GOP Attacks Over Pete Buttigieg's Incompetence Triggers His Aides
Yeah, it’s ‘dump on Pete’ Friday, and he has earned every penny. Yet, I will say there have been many instances regarding Mayor Pete’s visit to Ohio where better word choice could have been considered. When answering questions from the media, Buttigieg apologized for “losing his train of thought.” East Palestine, Ohio, is the site of a toxic train crash earlier this month. It took two weeks for the Biden White House to sign off on the Federal Emergency Management Agency distributing disaster aid. It took longer for Pete to address the crash, which could rapidly become an environmental fiasco; the clean-up could take years.
Residents are rightfully reticent to drink the water after hearing mixed messages from federal officials regarding safety. In many ways, the people of East Palestine are on their own. While Biden has been criticized for his lethargic response to the crash, Buttigieg taking the most heat recently, which had chipped away at the transportation secretary’s saint-like patience. Politico had an unintentionally hilarious piece about how the aides of the besieged Biden official are equally annoyed with the attacks against their boss, declaring that Pete is taking an “unfair pounding” over the disaster (via Politico):
This month’s toxic derailment in a small Ohio village has put Pete Buttigieg under pressure like never before — leaving him scrambling to contain a public health and transportation crisis only partially under his purview while absorbing the brunt of attacks from the Biden administration’s adversaries.
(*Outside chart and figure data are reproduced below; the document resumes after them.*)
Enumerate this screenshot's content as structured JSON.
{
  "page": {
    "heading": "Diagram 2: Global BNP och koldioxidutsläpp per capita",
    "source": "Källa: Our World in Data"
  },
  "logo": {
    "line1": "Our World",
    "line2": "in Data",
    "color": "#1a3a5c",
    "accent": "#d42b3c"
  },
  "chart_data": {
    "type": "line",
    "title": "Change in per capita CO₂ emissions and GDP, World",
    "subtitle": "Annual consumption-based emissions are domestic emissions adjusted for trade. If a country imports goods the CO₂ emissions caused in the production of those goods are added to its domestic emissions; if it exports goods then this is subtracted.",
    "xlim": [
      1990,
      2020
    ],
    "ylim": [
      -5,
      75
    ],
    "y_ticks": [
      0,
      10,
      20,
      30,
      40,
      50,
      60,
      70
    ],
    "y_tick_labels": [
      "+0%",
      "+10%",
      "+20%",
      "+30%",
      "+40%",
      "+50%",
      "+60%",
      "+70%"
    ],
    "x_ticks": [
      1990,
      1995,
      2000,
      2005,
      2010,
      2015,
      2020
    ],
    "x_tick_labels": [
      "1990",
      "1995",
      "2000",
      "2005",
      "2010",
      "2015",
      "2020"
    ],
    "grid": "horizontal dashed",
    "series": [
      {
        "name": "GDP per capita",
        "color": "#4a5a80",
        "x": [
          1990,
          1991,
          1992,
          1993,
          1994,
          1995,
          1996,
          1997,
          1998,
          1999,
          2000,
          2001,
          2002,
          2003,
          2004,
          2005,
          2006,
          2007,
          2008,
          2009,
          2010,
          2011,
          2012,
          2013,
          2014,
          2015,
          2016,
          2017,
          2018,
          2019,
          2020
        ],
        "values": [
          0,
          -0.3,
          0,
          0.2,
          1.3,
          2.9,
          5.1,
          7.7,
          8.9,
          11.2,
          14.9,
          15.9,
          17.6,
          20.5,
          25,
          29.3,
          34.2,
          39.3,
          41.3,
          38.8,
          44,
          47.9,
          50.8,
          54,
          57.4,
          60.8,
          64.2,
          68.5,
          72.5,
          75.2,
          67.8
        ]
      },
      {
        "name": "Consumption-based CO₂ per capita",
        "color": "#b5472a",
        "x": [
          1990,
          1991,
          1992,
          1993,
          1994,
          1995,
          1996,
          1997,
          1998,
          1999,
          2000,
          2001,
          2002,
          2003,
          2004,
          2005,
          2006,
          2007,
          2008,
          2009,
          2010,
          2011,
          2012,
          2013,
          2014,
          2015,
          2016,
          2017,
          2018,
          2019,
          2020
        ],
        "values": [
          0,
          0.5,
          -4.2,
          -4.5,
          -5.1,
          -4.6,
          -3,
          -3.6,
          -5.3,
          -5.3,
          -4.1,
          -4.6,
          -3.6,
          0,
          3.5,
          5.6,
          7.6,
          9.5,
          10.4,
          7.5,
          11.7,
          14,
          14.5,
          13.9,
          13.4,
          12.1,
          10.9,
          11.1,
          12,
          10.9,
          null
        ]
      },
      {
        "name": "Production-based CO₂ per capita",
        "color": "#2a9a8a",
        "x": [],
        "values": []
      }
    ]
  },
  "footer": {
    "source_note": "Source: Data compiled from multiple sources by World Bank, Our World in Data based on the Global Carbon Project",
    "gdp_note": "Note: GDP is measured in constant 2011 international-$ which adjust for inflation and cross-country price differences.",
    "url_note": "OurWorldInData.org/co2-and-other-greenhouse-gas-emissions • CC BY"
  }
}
Publicly and privately, signs are growing that the Transportation secretary’s usual Eagle Scout patience is giving way to frustration.
He has gotten into Twitter spats with U.S. senators. His curt brush-off of a Daily Caller reporter who ambushed him during a walk turned into a viral video that has drawn more than 3 million views since Tuesday night. And on Wednesday, Buttigieg’s allies were complaining that he’s taking an unfair pounding over the disaster — all because of his perceived ambitions as a one-time and future presidential hopeful.
“Pete Buttigieg has taken a lot of bullets for the president on this,” one senior Democrat said Wednesday, insisting on anonymity to talk about a crisis that the person was not authorized to discuss.
Still, Buttigieg acknowledged in a CBS News interview Tuesday that he “could have spoken sooner about how strongly I felt about this incident, and that’s a lesson learned for me.”
For Buttigieg, a former Indiana mayor and one of the Biden administration’s most avid political communicators, what began as a rail and ecological calamity has mushroomed in just 20 days into his most serious test yet as leader of the sprawling Department of Transportation.
He hasn’t managed it well, which is a grade that could be applied to his handling of the supply chain crisis, for which he bolted his duties for paternity leave. Pete also failed to clean up the aviation travel nightmare that crippled scores of families over Christmas. Like Biden, he’s a ‘go through the motions' type of government worker, which doesn’t cut it.